Wednesday, August 31, 2011

Worldviews

Real quick one this time. I know when I say that they turn out long, but:
I watched Jesus Camp the other day. It really got me thinking about worldviews. This is going to be expanded on in a later post, probably, but the religious (especially fundamentalist) worldview really does not understand the scientific one. This is why you get people trying to "refute" evolution by claiming (erroneously, by the way) that Darwin renounced his ideas on his deathbed. Religion is informed by revelation, which is its own evidence; the only quality revelation needs to have to be authentic is to come from a legitimate revelator. The actual content is irrelevant. They believe that the non-religious view the world through the same lens, so to undermine a view they don't like they attack the "source," the person who propagated it. They think this renders it illegitimate.

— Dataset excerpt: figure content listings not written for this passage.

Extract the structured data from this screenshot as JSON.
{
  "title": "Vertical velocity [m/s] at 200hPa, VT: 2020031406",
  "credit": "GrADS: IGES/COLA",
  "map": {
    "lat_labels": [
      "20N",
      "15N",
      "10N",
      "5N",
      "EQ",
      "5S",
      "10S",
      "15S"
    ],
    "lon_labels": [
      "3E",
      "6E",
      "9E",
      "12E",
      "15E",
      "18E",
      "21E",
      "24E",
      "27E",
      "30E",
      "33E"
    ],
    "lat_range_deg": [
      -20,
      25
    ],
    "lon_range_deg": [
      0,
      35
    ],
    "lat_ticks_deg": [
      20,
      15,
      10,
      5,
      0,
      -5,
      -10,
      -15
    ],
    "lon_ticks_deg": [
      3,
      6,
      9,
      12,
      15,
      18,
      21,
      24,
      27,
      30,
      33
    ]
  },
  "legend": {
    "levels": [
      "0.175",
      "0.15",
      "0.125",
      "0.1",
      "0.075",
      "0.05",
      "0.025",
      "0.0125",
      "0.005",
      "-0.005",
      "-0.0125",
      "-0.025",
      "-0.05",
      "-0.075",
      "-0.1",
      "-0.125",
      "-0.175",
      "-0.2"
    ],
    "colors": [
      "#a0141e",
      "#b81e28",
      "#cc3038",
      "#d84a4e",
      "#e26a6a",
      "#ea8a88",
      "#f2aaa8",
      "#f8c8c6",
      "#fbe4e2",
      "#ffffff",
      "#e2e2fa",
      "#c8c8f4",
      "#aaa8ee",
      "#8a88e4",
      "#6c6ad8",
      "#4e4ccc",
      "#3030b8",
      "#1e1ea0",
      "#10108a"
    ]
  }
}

What they do not understand is that in the secular, scientific world, data is divorced from the discoverer. Darwin was wrong about lots of things. He may (or may not) have held various morally or scientifically questionable beliefs. This does nothing, nothing to undermine the fundamental truth of evolution through natural selection. We don't believe in revelation. A statement is true or false on its own merits and an idea succeeds of fails on its content, not based on the presenter.

There's a lot more I want to say: Religion accepts the unknowable, supports magical thinking, and denies the possibility of understanding fundamental truths. If science had not won out over religion in the field of medicine, we would have no interest in discovering the root causes of ailments. Science believes that the universe is a fundamentally understandable place where effects mostly follow causes (let's avoid quantum for now, folks) and the mechanism by which this occurs, even if it is not currently known, can be studied and understood. It is knowable. This is what sets it apart from the magico-religious view and why science is ultimately triumphant: because it says "Yes, we can understand this."